Acknowledging Mothers and Fathers

On Mother’s Day, May 12th, and Father’s Day, June 16th, let’s take a moment to recognize our parents, ourselves as parents, and all the others who have taken on the important challenge of parenting. This year let’s be as inclusive as we can, widening our view and giving voice to the acknowledgment impulse where we might have skipped it in the past.

Too often we let acknowledgments go unsaid for fear of awkwardness. Too often we resist an acknowledgment given to us. But what better use of our energy is there than giving and receiving love?  The poet William Blake wrote, “And we are put on earth a little space / That we may learn to bear the beams of love.”  Courage may be required.

A three-part acknowledgment is a powerful and transformational experience for your chosen person. Specifically naming the action you are acknowledging sets the stage and grabs attention. Identifying the quality demonstrated by that person’s action tells them how you see them. Clearly stating the impact of their action on you or others puts their acknowledgment into the real world. It’s really about manifesting love.

If we choose to have children, we realize first-hand the magnitude of our own parents’ choice to spend their lives raising us. Our parents may feel acknowledged simply knowing we now have a concrete understanding of what they did and seeing us learn to take on that commitment ourselves.

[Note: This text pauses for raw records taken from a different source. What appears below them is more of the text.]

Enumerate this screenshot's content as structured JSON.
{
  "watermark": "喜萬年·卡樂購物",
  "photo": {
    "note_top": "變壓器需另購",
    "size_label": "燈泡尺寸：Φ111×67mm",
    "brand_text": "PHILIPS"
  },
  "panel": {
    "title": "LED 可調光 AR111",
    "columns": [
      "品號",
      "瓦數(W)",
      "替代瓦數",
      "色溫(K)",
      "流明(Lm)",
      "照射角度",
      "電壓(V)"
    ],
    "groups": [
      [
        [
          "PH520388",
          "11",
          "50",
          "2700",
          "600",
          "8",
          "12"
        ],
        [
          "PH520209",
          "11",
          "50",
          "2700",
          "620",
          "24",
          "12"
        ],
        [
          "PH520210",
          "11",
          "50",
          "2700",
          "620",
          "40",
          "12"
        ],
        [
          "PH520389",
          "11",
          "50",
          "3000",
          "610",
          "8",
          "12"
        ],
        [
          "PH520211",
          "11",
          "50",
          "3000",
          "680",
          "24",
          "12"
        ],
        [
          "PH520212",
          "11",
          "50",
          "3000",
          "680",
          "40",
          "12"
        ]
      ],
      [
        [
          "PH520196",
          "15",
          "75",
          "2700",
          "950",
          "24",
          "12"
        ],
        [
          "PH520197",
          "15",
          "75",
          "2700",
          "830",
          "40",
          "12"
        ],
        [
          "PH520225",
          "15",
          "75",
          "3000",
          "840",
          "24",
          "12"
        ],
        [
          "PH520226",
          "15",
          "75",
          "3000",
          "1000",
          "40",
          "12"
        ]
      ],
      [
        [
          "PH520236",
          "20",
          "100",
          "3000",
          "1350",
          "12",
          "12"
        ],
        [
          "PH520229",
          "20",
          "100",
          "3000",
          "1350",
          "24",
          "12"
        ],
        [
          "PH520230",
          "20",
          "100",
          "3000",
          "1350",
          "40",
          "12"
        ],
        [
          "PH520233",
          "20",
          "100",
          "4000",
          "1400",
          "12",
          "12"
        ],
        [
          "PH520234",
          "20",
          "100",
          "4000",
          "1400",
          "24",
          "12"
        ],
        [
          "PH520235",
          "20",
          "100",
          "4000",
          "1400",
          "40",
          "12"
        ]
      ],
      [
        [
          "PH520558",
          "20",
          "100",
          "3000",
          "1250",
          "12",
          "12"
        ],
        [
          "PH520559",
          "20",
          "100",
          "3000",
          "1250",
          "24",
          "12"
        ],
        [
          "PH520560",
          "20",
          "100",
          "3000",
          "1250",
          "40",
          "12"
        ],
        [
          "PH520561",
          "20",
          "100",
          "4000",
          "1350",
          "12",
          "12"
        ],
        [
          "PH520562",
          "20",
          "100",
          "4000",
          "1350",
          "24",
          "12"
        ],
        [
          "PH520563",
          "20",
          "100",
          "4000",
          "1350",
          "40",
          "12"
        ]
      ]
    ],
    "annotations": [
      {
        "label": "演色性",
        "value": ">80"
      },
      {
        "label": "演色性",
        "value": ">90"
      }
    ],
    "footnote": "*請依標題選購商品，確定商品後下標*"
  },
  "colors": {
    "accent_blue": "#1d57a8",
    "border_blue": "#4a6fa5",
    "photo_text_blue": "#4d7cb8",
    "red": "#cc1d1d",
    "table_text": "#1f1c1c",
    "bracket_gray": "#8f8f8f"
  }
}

Whether or not we have children, our ever-maturing perspective allows us to see new reasons and ways to acknowledge our parents. Yet at some point, when they are gone, we wish we could keep acknowledging them with our deepening perspective. We can take that impulse and that perspective and apply it to our peers. Don’t we hope that our parents were acknowledged by their peers for their parenting back when we couldn’t do it because we were tantrum-throwing toddlers or peevish teens? Okay, then let’s acknowledge each other in the present for our parental triumphs, little and large, that may not be understood by our kids until later.

Our definition of family has thankfully expanded over time to include more and more close-knit groups that are less and less like the stereotypical nuclear family. Individuals who might not strictly be called parents may feel truly seen if we acknowledge them for the care they give their loved ones. Everyone has a parental impulse, although it might show up in teaching, or volunteer work, or care of friends in need.

Those of us with pets know that the strength of the bond and the level of trust and devotion in those relationships is not to be trivialized. Inter-species parenting is deserving of being included in Mother’s and Father’s Day acknowledgments.

Finally, we are all parents to our inner children. If acknowledging ourselves as our own parental figures helps us remember the importance of caring for, advocating for, and building trust with ourselves, then Mother’s Day and Father’s Day will have served an important purpose for us this year.